Le 17 février dernier, c’est tout naturellement qu’elle a fait la route jusqu’à Madrid pour participer à une nouvelle marea blanca (marée blanche) en faveur d’une santé publique. L’État prévoit en effet de privatiser six hôpitaux de la capitale et vingt-sept centres de santé. “Cette privatisation va augmenter davantage la pression sur le personnel hospitalier. On va nous demander de travailler toujours plus en nous payant toujours moins, s’oppose Fernando Molina, du syndicat. Lui a déjà perdu 980 euros par mois sur son salaire. Actuellement, la pression est déjà très forte. Les départs à la retraite ne sont pas remplacés, les arrêts maladie non plus. Du coup, il faut faire son travail en plus de celui de son collègue, ce qui provoque encore plus d’arrêts. C’est le poisson qui se mord la queue, à force de trop tirer sur la corde, elle va finir par se casser. Nous sommes totalement accablés.”

Du côté des usagers, c’est aussi le ras-le-bol qui se fait sentir.

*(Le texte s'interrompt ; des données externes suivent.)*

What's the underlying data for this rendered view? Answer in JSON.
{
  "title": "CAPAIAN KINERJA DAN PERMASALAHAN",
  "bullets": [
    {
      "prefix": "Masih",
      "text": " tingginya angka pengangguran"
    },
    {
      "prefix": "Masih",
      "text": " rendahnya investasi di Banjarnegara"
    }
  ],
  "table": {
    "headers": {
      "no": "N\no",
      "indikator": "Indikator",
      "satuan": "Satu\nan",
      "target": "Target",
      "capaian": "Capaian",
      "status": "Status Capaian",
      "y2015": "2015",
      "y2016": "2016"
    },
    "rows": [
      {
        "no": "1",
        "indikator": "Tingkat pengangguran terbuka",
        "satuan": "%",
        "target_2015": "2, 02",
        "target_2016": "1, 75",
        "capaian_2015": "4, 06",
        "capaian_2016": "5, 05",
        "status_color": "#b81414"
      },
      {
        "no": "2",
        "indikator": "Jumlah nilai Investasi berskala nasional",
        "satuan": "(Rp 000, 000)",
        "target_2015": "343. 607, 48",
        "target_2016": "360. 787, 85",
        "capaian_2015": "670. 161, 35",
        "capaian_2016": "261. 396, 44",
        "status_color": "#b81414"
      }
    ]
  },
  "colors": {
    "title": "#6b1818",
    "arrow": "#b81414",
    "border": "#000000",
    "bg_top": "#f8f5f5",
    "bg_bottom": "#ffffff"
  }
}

Les coupes budgétaires menées dans le secteur de la santé depuis 2010 ont permis d’économiser 7 milliards d’euros, mais à quel prix ? Dans plusieurs communautés autonomes, c’est désormais au patient de payer le transport en ambulance “non urgent” tel que dans les traitements contre le cancer ou les dialyses.

 

Pour la première fois, les retraités paient les médicaments

Depuis juillet, les retraités sont obligés, pour la première fois, de payer leurs médicaments, à hauteur de 10%. Pour le reste des Espagnols, le prix est désormais proportionnel à ce qu’ils gagnent (jusqu’à 60 %). 456 médicaments ont également cessé d’être remboursés depuis juin 2012. Et les listes d’attente dans les hôpitaux pour les patients devant subir une opération ne cessent de s’allonger.

Desiderio Linares était pâtissier à Barcelone. En 2009, il a subi une troisième opération du ménisque, tout en sachant que c’était une opération transitoire qui lui permettrait de tenir deux ans. “À l’époque, raconte-t-il, on m’a expliqué que la meilleure solution serait de me poser une prothèse dans chaque genou, mais cette opération coûtant très cher à l’État ils préféraient attendre et ne pas la faire sur quelqu’un d’aussi jeune.” Desiderio avait alors 53 ans. Son cas nécessite une longue récupération, autant de temps où il aurait fallu lui verser des indemnités… Seulement, un an après l’opération, il a dû retourner plusieurs fois aux urgences à cause de douleurs insoutenables et a dû s’arrêter de travailler plusieurs fois. Depuis, il attend la date de l’intervention.